On the surface, it's simple. The system is obsolete. The equipment has worn out. Parts have broken and not been replaced. Pipes have rusted. There has been no consistent maintenance for years and now an estimated 50-60% of the water is lost due to leakage.
But the real cause of the problem runs much deeper. Pipes rust everywhere in the world. Machines break down. The more fundamental question relates to the organization of the system. The fundamental question relates to ownership. Who owned the water? Under the Soviet system, the State did and people were not even able to "buy" the commodity.
And it is this system that Azerbaijan has inherited today. There were no water meters in apartment complexes to measure usage. Clients who used water sparingly paid the same as those who wasted it. Consequently, there was no way to make the system sustain itself.
But this free access, in turn, bred carelessness, contempt, and lack of communal concern. The problem was not unique to the use of water in Azerbaijan. It was the same with gas and electricity and telephones.
Many admitted that as long as they had water, it wasn't their problem if somebody else didn't. They felt they couldn't do anything about it anyway?" In the meantime, "the haves" let their faucets run wide open, pipes leaked, toilets ran all night and broken washers and faucets went unrepaired.
Few people made the effort to report problems. They didn't feel responsible. Those who did complain rarely felt it was worth the effort. The people had no leverage against the State as they were recipients of commodities that were free. They had no clout, no voice and they couldn't hold the State responsible when there was no competition and no way to take their business some place else. And so the State was able to enforce a "take it, or leave it" attitude.

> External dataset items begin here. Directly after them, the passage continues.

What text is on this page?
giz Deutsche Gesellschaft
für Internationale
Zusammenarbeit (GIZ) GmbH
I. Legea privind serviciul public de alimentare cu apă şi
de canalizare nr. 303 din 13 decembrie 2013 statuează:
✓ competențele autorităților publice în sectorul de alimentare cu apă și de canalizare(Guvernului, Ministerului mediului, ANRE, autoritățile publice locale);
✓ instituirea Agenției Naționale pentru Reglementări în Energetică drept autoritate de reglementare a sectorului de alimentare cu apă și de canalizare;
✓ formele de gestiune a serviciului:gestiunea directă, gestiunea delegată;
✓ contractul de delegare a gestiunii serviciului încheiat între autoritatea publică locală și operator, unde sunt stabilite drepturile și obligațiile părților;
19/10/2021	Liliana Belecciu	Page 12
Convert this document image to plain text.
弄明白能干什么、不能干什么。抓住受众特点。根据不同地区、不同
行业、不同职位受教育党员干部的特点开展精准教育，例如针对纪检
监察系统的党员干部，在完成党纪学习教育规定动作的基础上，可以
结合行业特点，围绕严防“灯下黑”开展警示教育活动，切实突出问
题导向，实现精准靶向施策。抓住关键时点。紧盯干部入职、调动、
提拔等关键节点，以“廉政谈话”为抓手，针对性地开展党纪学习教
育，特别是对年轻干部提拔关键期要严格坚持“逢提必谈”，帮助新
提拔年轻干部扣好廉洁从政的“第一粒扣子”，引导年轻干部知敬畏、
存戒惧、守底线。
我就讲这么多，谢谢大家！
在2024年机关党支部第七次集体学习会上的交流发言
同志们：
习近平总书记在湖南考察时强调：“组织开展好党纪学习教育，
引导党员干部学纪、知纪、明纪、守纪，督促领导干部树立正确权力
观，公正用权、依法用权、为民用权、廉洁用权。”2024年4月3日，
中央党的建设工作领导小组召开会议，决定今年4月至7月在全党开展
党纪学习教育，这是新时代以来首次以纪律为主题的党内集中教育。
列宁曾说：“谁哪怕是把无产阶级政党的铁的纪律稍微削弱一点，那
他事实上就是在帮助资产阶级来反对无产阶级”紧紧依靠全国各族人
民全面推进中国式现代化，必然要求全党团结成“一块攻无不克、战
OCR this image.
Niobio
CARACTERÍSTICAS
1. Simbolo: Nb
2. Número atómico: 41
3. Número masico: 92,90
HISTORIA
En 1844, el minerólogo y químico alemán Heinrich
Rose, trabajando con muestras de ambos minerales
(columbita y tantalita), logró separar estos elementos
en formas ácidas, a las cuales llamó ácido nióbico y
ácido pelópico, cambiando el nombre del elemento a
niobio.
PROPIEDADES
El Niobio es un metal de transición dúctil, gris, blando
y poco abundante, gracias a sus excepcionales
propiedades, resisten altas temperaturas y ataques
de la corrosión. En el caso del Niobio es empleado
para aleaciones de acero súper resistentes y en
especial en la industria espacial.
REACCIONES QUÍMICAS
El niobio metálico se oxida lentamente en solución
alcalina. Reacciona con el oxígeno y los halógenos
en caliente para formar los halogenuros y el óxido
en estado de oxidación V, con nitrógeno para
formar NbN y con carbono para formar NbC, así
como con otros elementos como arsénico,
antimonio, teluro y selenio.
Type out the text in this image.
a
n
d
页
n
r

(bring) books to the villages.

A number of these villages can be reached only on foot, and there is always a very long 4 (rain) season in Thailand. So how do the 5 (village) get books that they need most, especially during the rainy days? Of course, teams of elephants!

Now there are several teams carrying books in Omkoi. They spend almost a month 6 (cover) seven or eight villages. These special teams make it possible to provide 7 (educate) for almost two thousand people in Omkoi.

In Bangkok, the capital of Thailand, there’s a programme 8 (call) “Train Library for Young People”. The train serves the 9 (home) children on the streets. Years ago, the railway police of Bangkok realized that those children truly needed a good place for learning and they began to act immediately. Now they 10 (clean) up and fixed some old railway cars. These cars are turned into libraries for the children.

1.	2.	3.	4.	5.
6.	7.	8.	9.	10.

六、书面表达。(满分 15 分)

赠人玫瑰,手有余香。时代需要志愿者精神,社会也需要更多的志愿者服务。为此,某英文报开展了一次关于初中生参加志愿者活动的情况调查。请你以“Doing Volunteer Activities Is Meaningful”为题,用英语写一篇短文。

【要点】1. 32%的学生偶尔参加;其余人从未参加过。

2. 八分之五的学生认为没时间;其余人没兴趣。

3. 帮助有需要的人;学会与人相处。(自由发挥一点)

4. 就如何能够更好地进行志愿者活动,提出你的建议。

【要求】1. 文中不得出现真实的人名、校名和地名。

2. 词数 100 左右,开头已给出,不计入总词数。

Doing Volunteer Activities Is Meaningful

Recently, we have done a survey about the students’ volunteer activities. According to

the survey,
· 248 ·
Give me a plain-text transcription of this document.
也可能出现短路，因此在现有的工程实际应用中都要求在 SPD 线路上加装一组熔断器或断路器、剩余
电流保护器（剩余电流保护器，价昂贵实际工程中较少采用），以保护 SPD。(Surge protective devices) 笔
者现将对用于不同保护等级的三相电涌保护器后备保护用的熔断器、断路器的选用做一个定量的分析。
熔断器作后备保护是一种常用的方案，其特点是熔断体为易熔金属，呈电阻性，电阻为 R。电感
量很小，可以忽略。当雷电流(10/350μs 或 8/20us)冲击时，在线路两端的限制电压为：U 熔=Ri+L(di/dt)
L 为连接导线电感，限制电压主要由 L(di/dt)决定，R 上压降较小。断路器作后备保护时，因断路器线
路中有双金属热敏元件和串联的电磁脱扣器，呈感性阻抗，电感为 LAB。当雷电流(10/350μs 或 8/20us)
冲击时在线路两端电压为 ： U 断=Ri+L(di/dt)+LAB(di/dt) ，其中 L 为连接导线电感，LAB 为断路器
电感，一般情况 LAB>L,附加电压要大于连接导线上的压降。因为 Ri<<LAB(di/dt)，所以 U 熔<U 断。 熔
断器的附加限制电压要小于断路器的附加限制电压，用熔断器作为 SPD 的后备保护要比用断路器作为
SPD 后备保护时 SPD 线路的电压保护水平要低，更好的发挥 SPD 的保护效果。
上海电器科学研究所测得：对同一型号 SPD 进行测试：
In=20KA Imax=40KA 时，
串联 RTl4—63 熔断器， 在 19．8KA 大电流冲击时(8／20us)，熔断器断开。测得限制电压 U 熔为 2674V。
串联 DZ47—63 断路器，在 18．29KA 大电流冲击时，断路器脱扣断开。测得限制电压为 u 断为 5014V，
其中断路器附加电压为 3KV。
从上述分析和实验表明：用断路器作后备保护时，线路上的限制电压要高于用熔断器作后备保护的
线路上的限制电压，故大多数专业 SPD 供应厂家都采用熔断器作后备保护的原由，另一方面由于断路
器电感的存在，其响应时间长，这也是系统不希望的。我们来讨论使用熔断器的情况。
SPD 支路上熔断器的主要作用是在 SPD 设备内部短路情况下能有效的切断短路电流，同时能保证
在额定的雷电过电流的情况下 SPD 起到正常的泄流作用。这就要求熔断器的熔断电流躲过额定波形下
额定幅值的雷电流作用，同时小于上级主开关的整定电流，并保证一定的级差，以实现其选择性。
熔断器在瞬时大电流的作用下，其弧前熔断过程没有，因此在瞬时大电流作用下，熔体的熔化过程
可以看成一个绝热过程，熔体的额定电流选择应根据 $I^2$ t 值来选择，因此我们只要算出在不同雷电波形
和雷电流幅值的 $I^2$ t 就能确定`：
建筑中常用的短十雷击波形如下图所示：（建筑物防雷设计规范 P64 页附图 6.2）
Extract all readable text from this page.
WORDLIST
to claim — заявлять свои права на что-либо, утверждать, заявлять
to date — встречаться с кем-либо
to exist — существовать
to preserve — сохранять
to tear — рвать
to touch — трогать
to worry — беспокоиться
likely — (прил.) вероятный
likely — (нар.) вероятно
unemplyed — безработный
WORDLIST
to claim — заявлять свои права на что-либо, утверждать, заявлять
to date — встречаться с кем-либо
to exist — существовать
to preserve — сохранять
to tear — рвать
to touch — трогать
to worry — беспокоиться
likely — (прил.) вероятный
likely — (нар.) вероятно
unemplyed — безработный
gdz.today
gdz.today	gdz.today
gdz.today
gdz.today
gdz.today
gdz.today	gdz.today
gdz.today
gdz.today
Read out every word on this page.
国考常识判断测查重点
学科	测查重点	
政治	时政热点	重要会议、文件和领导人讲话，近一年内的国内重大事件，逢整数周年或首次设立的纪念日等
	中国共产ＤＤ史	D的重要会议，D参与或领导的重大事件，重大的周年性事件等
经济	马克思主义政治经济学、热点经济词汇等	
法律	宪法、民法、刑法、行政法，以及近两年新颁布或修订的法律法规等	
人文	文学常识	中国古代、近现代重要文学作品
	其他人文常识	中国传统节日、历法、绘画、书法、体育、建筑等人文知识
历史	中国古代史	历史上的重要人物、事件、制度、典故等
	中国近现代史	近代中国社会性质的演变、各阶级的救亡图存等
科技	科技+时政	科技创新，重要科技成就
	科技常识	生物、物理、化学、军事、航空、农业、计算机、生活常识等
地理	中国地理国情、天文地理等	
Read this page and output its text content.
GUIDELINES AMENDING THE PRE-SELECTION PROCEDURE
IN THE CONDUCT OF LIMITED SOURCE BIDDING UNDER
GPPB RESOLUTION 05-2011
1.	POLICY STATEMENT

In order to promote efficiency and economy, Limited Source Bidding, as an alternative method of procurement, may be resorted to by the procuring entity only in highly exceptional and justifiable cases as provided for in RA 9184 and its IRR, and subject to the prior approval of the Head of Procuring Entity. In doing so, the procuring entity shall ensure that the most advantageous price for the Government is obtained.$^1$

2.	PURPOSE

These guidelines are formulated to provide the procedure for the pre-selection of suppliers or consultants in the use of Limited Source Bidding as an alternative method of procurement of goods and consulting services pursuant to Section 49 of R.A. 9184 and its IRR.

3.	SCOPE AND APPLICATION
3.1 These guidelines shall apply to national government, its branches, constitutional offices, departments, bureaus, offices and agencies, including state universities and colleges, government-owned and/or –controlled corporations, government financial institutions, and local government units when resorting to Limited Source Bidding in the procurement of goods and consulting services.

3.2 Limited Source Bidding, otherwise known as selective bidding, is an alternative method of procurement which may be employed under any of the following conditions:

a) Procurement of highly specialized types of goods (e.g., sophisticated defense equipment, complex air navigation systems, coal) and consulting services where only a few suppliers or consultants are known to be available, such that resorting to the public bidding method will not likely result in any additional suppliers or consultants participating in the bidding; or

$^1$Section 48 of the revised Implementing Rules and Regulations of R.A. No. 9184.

The system also bred deliberate attempts to cover up problems. Naturally, those in positions of authority tried to hide problems that might jeopardize their jobs. Such was the case even as it related to health. Farida Kazvinova, a young doctor in her mid-30s, remembers that water quality was always a problem. "In the summers in the early 80s when there were outbreaks of cholera and hepatitis, we were never allowed to disclose the danger to the people. They told us, 'Just caution the patients to always boil the water'."
Essentially, the water problems are the legacy passed down from the Soviet system. It's just that the consequences of neglect have reached such critical levels that they can't be ignored or covered up anymore. There's only one solution, they have to be fixed.
From Azerbaijan International (2.3) Autumn 1994.